Ia menjelaskan, sebelum konflik tahun 2011, Suriah termasuk dalam lima kategori negara-negara dengan tingkat kriminalitas terendah. Kebutuhan pokok masyarakat seperti listrik, air, dan roti disubsidi oleh pemerintah.
Pendidikan dan pelayanan kesehatan rumah sakit negeri juga disubsidi penuh oleh pemerintah. Suriah juga merupakan negara yang sangat concern terhadap problematika Palestina dan menjadikannya sebagai isu nasional.
Menurut Susilo, konflik di Suriah bukanlah konflik sektarian, melainkan konflik yang berkaitan erat dengan berbagai kepentingan politik regional dan global. Tentara Nasional Suriah merupakan tentara yang terdiri dari bebagai suku dan agama.

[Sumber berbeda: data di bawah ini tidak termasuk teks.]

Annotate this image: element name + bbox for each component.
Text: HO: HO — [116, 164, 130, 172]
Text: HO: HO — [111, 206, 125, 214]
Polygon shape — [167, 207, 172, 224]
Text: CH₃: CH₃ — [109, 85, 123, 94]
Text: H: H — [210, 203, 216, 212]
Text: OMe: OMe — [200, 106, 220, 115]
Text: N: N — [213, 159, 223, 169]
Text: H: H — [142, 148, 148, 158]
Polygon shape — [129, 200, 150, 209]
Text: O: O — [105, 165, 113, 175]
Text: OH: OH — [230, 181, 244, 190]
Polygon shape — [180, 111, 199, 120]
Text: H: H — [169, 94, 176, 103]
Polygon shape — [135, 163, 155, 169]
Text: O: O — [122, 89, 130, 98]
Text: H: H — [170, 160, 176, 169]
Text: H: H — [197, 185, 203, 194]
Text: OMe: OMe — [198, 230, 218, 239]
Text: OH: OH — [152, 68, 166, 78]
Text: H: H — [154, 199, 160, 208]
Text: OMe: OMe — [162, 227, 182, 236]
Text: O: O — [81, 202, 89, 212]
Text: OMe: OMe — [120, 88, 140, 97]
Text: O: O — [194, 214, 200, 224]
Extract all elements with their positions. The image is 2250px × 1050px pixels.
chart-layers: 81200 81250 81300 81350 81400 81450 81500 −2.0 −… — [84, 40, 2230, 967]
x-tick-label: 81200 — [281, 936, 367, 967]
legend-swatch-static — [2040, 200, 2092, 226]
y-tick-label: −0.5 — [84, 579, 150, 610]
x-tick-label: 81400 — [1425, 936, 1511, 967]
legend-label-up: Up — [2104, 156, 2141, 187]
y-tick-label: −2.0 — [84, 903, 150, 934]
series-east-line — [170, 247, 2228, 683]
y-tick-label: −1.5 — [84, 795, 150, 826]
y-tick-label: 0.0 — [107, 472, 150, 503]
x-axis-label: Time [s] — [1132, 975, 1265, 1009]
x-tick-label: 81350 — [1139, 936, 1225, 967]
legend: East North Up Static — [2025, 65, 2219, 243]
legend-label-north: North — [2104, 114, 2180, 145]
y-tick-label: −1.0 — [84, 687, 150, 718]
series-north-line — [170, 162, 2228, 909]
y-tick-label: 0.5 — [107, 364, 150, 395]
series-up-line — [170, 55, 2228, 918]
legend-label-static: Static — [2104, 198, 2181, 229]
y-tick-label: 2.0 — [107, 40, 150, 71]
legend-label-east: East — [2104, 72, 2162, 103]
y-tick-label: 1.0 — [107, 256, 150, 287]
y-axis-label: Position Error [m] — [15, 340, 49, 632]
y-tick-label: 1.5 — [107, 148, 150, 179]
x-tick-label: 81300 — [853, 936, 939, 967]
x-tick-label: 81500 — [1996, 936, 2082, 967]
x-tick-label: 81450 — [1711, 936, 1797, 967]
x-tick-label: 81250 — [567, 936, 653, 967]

Secara geografis letak provinsi Aleppo sangat strategis dan merupakan kota terbesar kedua setelah ibu kota Damaskus yang terkena imbas konflik paling parah, sehingga diperebutkan oleh kelompok-kelompok yang terlibat konflik. Sekitar 90 persen dari penduduk Suriah adalah orang Arab.
Kelompok etnis lain yang paling besar adalah Kurdi (6 persen). Separuh penduduk tingal di perkotaan. Kota-kota utama dan termasuk tertua di dunia adalah Damaskus, Haleb (Aleppo), Homs, Latkia dan Hama. Sekitar 90 persen Muslim diantaranya mayoritas Sunni.
Penganut agama lain Kristen Ortodoks (Yunani, Armenia, Suriah) dan Yahudi. Agama, khususnya Islam adalah suatu kekuatan politik dan sosial di Suriah.